Tempeh Creole
For the Marinade:
8 Tbsp. shoyu (soy sauce)
2 Tbsp. Creole seasoning
8 slices fresh ginger
2 1-inch pieces kombu (sea vegetable)
1/4 tsp. sea salt
2 cloves garlic, sliced
6 cups water
For the Tempeh:
2 8-oz. pkgs. tempeh
3 Tbsp. Creole seasoning
1/2 cup unbleached flour
4 Tbsp. canola oil
2 cups chopped onions
1 cup chopped bell peppers
1 cup chopped celery
2 cups peeled, seeded, and chopped tomatoes
1 Tbsp. chopped garlic
5 bay leaves
1/4 tsp. dried thyme
1/4 tsp. dried oregano
1/4 tsp. dried basil
1/2 cup dry red wine
Salt, to taste
Cayenne pepper, to taste
Freshly ground black pepper, to taste
3 Tbsp. chopped green onions
2 Tbsp. finely chopped parsley
• Combine all the ingredients for the marinade.
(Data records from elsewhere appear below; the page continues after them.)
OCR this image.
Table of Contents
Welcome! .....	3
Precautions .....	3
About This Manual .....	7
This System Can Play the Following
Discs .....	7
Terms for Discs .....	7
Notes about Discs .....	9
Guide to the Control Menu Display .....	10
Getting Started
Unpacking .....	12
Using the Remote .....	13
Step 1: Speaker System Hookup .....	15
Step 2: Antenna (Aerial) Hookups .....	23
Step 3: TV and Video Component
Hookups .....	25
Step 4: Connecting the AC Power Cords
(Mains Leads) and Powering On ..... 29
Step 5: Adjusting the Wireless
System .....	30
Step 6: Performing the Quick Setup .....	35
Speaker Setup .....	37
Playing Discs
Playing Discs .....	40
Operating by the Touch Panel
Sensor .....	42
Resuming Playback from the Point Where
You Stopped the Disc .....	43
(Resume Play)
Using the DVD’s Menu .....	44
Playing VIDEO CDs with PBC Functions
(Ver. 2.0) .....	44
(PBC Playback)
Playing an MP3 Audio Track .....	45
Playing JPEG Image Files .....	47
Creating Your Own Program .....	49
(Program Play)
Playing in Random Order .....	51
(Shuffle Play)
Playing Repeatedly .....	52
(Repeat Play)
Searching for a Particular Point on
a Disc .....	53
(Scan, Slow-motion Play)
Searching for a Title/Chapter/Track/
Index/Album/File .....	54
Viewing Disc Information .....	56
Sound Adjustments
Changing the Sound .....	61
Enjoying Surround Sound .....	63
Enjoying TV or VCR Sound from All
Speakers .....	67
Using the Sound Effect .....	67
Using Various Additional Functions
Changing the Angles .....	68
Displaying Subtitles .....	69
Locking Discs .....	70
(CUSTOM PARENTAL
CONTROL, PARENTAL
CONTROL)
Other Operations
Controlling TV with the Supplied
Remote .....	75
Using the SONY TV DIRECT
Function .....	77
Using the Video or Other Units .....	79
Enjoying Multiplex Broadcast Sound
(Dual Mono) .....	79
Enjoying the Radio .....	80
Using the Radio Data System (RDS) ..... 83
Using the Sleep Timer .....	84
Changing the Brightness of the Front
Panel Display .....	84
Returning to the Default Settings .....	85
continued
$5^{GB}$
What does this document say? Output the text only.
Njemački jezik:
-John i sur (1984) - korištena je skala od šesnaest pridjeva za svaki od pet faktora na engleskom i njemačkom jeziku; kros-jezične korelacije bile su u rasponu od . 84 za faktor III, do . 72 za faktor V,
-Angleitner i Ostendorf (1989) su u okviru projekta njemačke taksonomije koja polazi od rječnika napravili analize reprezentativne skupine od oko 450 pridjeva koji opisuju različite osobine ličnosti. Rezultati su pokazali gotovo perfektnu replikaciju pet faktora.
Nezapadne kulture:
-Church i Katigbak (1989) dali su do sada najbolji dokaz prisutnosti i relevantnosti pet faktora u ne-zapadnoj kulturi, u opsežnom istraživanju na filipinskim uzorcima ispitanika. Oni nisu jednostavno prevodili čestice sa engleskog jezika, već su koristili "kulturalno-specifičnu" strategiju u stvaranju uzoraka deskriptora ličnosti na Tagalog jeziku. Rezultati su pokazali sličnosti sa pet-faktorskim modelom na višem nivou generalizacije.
• Cut each pack of tempeh into 12 thin slices on a bias and simmer in the marinade for minimum of 45 minutes. Remove the tempeh and reserve the marinade liquid.
• In a mixing bowl, add the Creole seasoning and flour and mix well. Dredge the tempeh, coating completely.
• Heat a large pan and add the canola oil. When the oil is hot, brown the tempeh on both sides. Remove from the pan and set aside. (Might need to do this in two batches.)
• Add the onions, bell peppers, and celery. Cook for 5 minutes, or until the vegetables are wilted. Add the tomatoes and garlic. Cook, for about 3 more minutes.
• Add the tempeh back into the pan along with bay leaves, thyme, oregano, basil, marinade liquid, and wine. Season with salt, cayenne pepper, and black pepper. Bring the liquid to a simmer, and cook for about 1/2 hour.
• Remove the bay leaves before you serve. Garnish with green onions and parsley.